Race<Chimp, Marmoset> race1 =
      new Race<Chimp, Marmoset>(new Chimp(), new Marmoset());
Race<Monkey, Chimp> race2 =
      new Race<Monkey, Chimp>(new Monkey(), new Chimp());
Race<Marmoset, Marmoset> race3 =
      new Race<Marmoset, Marmoset>(new Marmoset(), new Marmoset());

As you can see that anything that inherits Monkey is valid. Of interest, the second example shows that even an instance of Monkey is valid. This shows that the where clause in our type restriction means anything that inherits from X or is X.
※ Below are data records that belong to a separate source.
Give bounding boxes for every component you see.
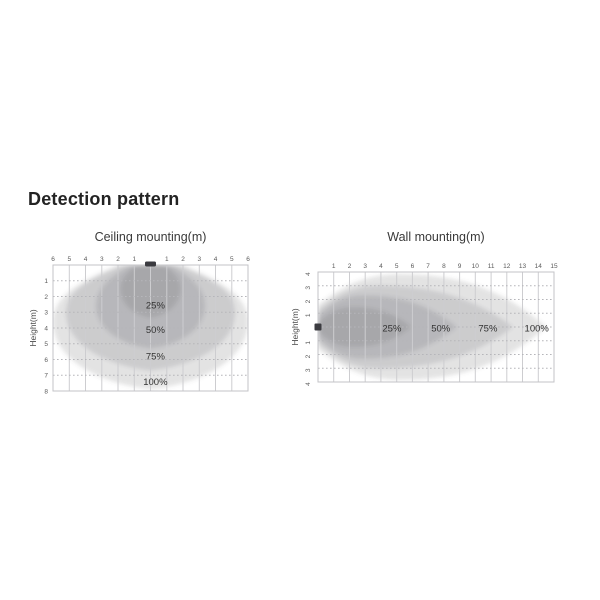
wall-grid (317, 271, 555, 383)
y-tick-label: 8 (44, 388, 48, 395)
zone-75-label: 75% (146, 352, 166, 363)
x-tick-label: 2 (116, 256, 120, 263)
x-tick-label: 4 (379, 263, 383, 270)
ceiling-sensor-icon (145, 261, 156, 267)
zone-100-label: 100% (525, 324, 550, 335)
y-tick-label: 2 (305, 354, 312, 358)
x-tick-label: 1 (165, 256, 169, 263)
x-tick-label: 5 (67, 256, 71, 263)
y-tick-label: 3 (305, 368, 312, 372)
zone-75-label: 75% (478, 324, 498, 335)
x-tick-label: 3 (100, 256, 104, 263)
zone-50-label: 50% (431, 324, 451, 335)
y-tick-label: 3 (44, 310, 48, 317)
x-tick-label: 1 (332, 263, 336, 270)
x-tick-label: 2 (181, 256, 185, 263)
x-tick-label: 2 (348, 263, 352, 270)
wall-sensor-icon (314, 323, 322, 331)
x-tick-label: 13 (519, 263, 527, 270)
y-tick-label: 1 (305, 313, 312, 317)
y-tick-label: 2 (305, 299, 312, 303)
ceiling-chart-canvas: 6 5 4 3 2 1 1 2 3 4 5 6 1 2 3 4 5 6 7 8 Height(m) 100% 75% 50% 2… (28, 256, 250, 395)
ceiling-grid (52, 264, 249, 392)
y-tick-label: 2 (44, 294, 48, 301)
wall-mounting-chart: 1 2 3 4 5 6 7 8 9 10 11 12 13 14 15 4 3 2 1 1 2 3 4 Height(m) 10… (290, 255, 565, 395)
x-tick-label: 4 (214, 256, 218, 263)
x-tick-label: 7 (426, 263, 430, 270)
x-tick-label: 11 (488, 263, 495, 270)
x-tick-label: 12 (503, 263, 511, 270)
ceiling-mounting-chart: 6 5 4 3 2 1 1 2 3 4 5 6 1 2 3 4 5 6 7 8 Height(m) 100% 75% 50% 2… (28, 250, 260, 400)
x-tick-label: 6 (51, 256, 55, 263)
wall-zones (318, 274, 547, 380)
x-tick-label: 5 (230, 256, 234, 263)
x-tick-label: 14 (535, 263, 543, 270)
wall-chart-title: Wall mounting(m) (387, 230, 485, 244)
y-tick-label: 1 (305, 341, 312, 345)
x-tick-label: 5 (395, 263, 399, 270)
y-tick-label: 7 (44, 373, 48, 380)
x-tick-label: 10 (472, 263, 480, 270)
zone-100-label: 100% (143, 377, 168, 388)
x-tick-label: 15 (550, 263, 558, 270)
zone-25-area (318, 307, 411, 347)
zone-25-label: 25% (146, 300, 166, 311)
x-tick-label: 9 (458, 263, 462, 270)
y-tick-label: 5 (44, 341, 48, 348)
y-tick-label: 4 (44, 325, 48, 332)
y-tick-label: 3 (305, 286, 312, 290)
page-title: Detection pattern (28, 189, 180, 209)
x-tick-label: 3 (197, 256, 201, 263)
zone-50-label: 50% (146, 325, 166, 336)
y-axis-title: Height(m) (28, 309, 38, 346)
x-tick-label: 6 (246, 256, 250, 263)
y-axis-title: Height(m) (290, 308, 300, 345)
x-tick-label: 1 (132, 256, 136, 263)
x-tick-label: 4 (84, 256, 88, 263)
y-tick-label: 6 (44, 357, 48, 364)
y-tick-label: 1 (44, 278, 48, 285)
x-tick-label: 8 (442, 263, 446, 270)
x-tick-label: 6 (411, 263, 415, 270)
zone-25-label: 25% (382, 324, 402, 335)
x-tick-label: 3 (363, 263, 367, 270)
y-tick-label: 4 (305, 382, 312, 386)
y-tick-label: 4 (305, 272, 312, 276)
ceiling-chart-title: Ceiling mounting(m) (94, 230, 207, 244)
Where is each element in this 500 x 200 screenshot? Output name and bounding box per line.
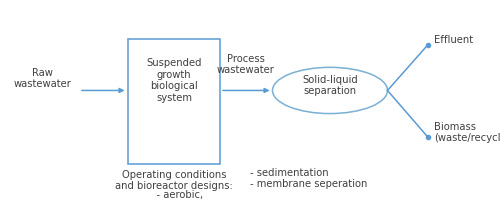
Text: Solid-liquid
separation: Solid-liquid separation	[302, 74, 358, 96]
Text: Process
wastewater: Process wastewater	[217, 53, 275, 75]
Ellipse shape	[272, 68, 388, 114]
Text: Suspended
growth
biological
system: Suspended growth biological system	[146, 58, 202, 102]
Text: Biomass
(waste/recycle): Biomass (waste/recycle)	[434, 121, 500, 143]
Bar	[128, 40, 220, 164]
Text: Operating conditions
and bioreactor designs:: Operating conditions and bioreactor desi…	[115, 169, 233, 190]
Text: - aerobic,
    - anoxic,
    - anaerobic: - aerobic, - anoxic, - anaerobic	[140, 189, 208, 200]
Text: Effluent: Effluent	[434, 35, 473, 45]
Text: Raw
wastewater: Raw wastewater	[14, 67, 72, 89]
Text: - sedimentation
- membrane seperation: - sedimentation - membrane seperation	[250, 167, 368, 188]
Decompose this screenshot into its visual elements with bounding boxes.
Finally here are a couple of extra cool things you can do with generic type restrictions as general non-monkey related examples:

public class TestCase1<T> where T : class { }
public class TestCase2<T> where T : struct { }
public class TestCase3<T> where T : IDisposable, IMoveable, IComparable { }
public class TestCase4<T, U> where T : U { }
public class TestCase5<T, U> where T : U, IMoveable { }
public class TestCase6<T, U> where T : class where U : struct{ }
public class TestCase7<T, U> where T : class where U : struct, T { }

TestCase1 demonstrates that we can force the type to be a reference type.
Likewise TestCase2 ensures that the type must be a value type. How is this useful? Well consider a generic class that performs expensive operations such as copying from one list to another. Reference types are just pointers and therefore inexpensive to copy around, thus ensuring only reference types are allowed in our class could be quite useful.

TestCase3 shows that we can ensure T implements multiple interfaces.
TestCase4 shows that one generic type can be forced to inherit from another. An example of an implementation might be:

TestCase4<Chimp, Monkey> test = new TestCase4<Chimp, Monkey>();

This is valid because Chimp inherits from Monkey.
TestCase5 shows that a type can be restricted to inherit as well as implement interfaces.
TestCase6 demonstrates that one type must be a reference type while the other can be a value type.

The last TestCase7 is somewhat interesting. Its declaration indicates that T is a reference type, and U is a value type that must inherit from T. How can this be? It essentially states that you must pass a struct that inherits from a class. But C# won't let you declare this.

To be honest at first I didn't know the answer to this. Thus the email to Jon, and his explanation was simple and it made sense: interfaces are reference types. Hopefully you are aware that structs can implement interfaces also (but can't do inheritance), so we might define a new animal as follows:

public struct Mouse : IMoveable {
    public void Move() { }
    public void Stop() { }
}

Then we can legitimately use the TestCase7 syntax:

TestCase7<IMoveable, Mouse> test = new TestCase7<IMoveable, Mouse>();

Then of course, valid values for an IMoveable are a Chimp, Marmoset, or even another Mouse, while of course you can only use a Mouse for the second type.

Hopefully this has given you a better idea of what you can do with generics.